Discussion in 'Microphones (live or studio)' started by iluvansg, Jun 2, 2001.

  1. iluvansg

    iluvansg Guest

    I usually do a lot of rock and electric based music. Right now I'm working with an acoustic group though. We have mic'ed all the guitars and also taken a D.I. from their on board piezo pickups. I have never been happy with the sounds I've gotten with the piezo tracks. The artist would like to blend the piezo and mic'ed guitar sounds. I'm not happy with the way this sounds. Do you have suggestions on things I could try to make these piezo tracks work? Thanks for your help.

  2. I think your ears are right on the money: acoustic pickups sound bad when recorded, even the better ones. Artists tend to have a bit of a vested interest in using the pickups, since they've paid for them!...and they're accustomed to using them live.

    Try to persuade the artist(s) that the pickup tracks are not going to enhance the finished product. Acoustic guitars are just that--acoustic--and a good recorded sound requires that you hear not just the strings, but strings and wood and air all vibrating together. Only a mic can render that. Pickups are a necessary evil for many live situations. In the studio they're an unnecessary evil.

    Good luck,
  3. PS.--Sorry, you asked for suggestions and I gave you a rant, albeit a supportive one.

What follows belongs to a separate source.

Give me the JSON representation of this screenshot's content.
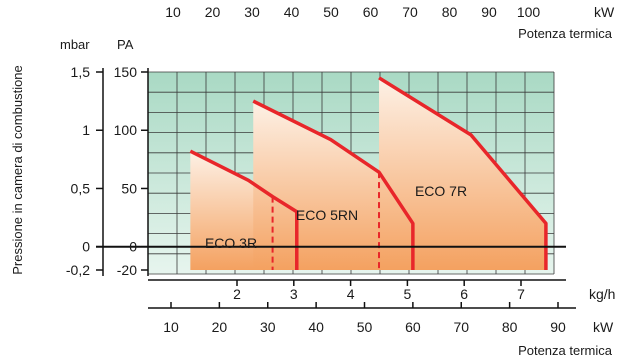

Two things to try, if they insist on using the pickup tracks:

    1) find and notch out the nasty, brittle attack frequency that nearly all acoustic pickups have. This will take some energy out of the high end, so you may need to compensate by adding a little gentle high shelving EQ. Or else just let the mic track carry the high end and use the pickup track mainly to add a little oomph down low, which is what acoustic pickups tend to be best at anyway IMHO.

    Also, because pickups don't get the guitar top with all its overtones, they don't give you that lovely complex midrange that mic'd tracks get. One way to compensate for this might be to run the pickup track through an effects box set for very light chorus or detuning. This is definitely a less-is-more thing, but it's worth a try if the pickup sound is particularly lifeless.

  4. Ray Kusnier

    Ray Kusnier Guest

    Here's a suggestion that has worked for me in some situations: I recorded the guitar to two tracks,one with a mic,and the other with the onboard pickup.I panned each track roughly 9 and 3 o'clock,and delayed the track with the onboard pickup around 15ms or so relative to the mic'ed track.This prevents the bright attack of the piezo from overpowering the mic and for some songs makes a nice full sound.